I am sure there are more, and I'll come back to add them to this list as they pop into my head. It's actually really ridiculous that I have spent so much of my life trying one diet after another without success. I was embarked on a crazy rollercoaster of ups and downs, fresh starts and bitter endings, potential and letdown.

And you know where this work, money, etc., got me?

Up to 200+ pounds. I theorize now, based on actual science, that I have damaged my metabolism. Yes, I had a couple of kids in there, but that doesn't account for all of it. Repeated studies have shown that yoyo dieting, of which I am a master, can raise your body's set point range. This makes me think of this...



So now that I am in this place, where I know dieting doesn't work, and frankly at 46 I am sick to death of it, what do I do?

I read Intuitive Eating a while back, and thought "That's nice, but crazy. I have no intuition when it comes to eating, so I'll just stuff myself until I explode." Nevertheless, I "tried" it, and then went back to the comfort zone of a "real" diet. I think I've done this about 10 times. I also worked really hard to turn Intuitive Eating into a diet! See, they have this hunger/fullness scale that really appeals to the diet control freak hidden deep inside me. I couldn't eat until I reached a certain level of hunger. And then I had to listen really hard to what my body wanted, even if that was just inconvenient. And then I had to stop eating before I was too full. During all this, I would join fitness groups on Facebook, and intuitive eating groups, and food addict groups, and bounce back and forth between all of them, between eating anything and everything, and limiting what I ate to a calorie count, or specific food groups.

One day, on an intuitive eating group, I saw a recommendation for a book called The F*ck It Diet.
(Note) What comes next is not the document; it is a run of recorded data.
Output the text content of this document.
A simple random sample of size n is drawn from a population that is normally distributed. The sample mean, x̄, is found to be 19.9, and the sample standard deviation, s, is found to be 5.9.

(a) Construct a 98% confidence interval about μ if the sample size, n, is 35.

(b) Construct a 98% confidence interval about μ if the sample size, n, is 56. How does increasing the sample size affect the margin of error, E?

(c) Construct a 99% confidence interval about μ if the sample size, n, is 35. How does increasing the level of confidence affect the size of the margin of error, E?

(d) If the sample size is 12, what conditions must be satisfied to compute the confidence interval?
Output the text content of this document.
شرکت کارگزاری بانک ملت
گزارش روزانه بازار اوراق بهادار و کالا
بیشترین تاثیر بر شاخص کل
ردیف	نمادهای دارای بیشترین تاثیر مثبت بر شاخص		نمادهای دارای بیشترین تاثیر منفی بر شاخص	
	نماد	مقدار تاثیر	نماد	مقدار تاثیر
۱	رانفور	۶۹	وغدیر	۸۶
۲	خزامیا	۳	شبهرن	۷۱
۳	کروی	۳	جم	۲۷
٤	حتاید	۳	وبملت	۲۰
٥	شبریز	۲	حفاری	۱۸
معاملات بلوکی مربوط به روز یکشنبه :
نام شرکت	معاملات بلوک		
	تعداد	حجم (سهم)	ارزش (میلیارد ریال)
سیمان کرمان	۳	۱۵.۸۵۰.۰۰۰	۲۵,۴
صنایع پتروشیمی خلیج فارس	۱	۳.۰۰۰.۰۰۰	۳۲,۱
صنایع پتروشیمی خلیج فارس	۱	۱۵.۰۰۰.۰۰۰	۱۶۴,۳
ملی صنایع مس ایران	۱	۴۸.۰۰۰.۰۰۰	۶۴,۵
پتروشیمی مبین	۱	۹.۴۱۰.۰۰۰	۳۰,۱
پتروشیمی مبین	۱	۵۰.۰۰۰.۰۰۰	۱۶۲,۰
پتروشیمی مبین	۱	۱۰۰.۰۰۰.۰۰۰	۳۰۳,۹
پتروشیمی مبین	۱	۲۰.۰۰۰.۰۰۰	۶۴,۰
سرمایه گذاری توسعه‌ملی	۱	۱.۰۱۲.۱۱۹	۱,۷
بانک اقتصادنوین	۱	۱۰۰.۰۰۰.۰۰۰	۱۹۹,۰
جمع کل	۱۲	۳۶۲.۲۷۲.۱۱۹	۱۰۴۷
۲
I got it on Audible right away. I listened to it in the car, and I was blown away. The author made SO much sense! Suddenly, intuitive eating didn't seem unrealistic, and I became aware of what I am actually doing to my body when I keep forcing it into a diet state. The author's recommendation for recovery is to eat and rest, and so I've been eating and resting, mostly.... when I'm not panicking myself back into a diet. I found, through that same intuitive eating group, that the author had extra resources. I'll admit... my first two times through the book, I didn't do any of the exercises, and one of the extra resources is a list of all the writing exercises and activities.

So that's what this blog will be. I'm going to start at the beginning, and work my way through all the prompts. And most of all, I WILL NOT DIET. I'll get going with the first two "assignments" which are to eat as needed, and rest (i.e. lie down) -- really rest, lying down -- for 10 minutes during the day (no phones, no reading, etc.). I'll report back next week, though I'll add that my first rest session, which ended maybe 15 minutes ago, was lovely!

Comments

  1. I also started dieting at 15... and I am trying so hard to remember why! I know I wasn't a fat kid, though not a skinny kid. I did go through adolescence very early, which I'm sure was a factor... having breasts and all that well before that age. I vividly remember one day crying in the bathroom with my mom and asking her why I was fat and how she managed to stay so thin. She actually explained to me how she eats and relates to food (or did at the time) and said she really just thinks of food as functional and eats when she's hungry. Very IE! I've been reflecting on this moment and this conversation ever since then... but especially as I'm trying to get to the causes of my own issues with food and my body.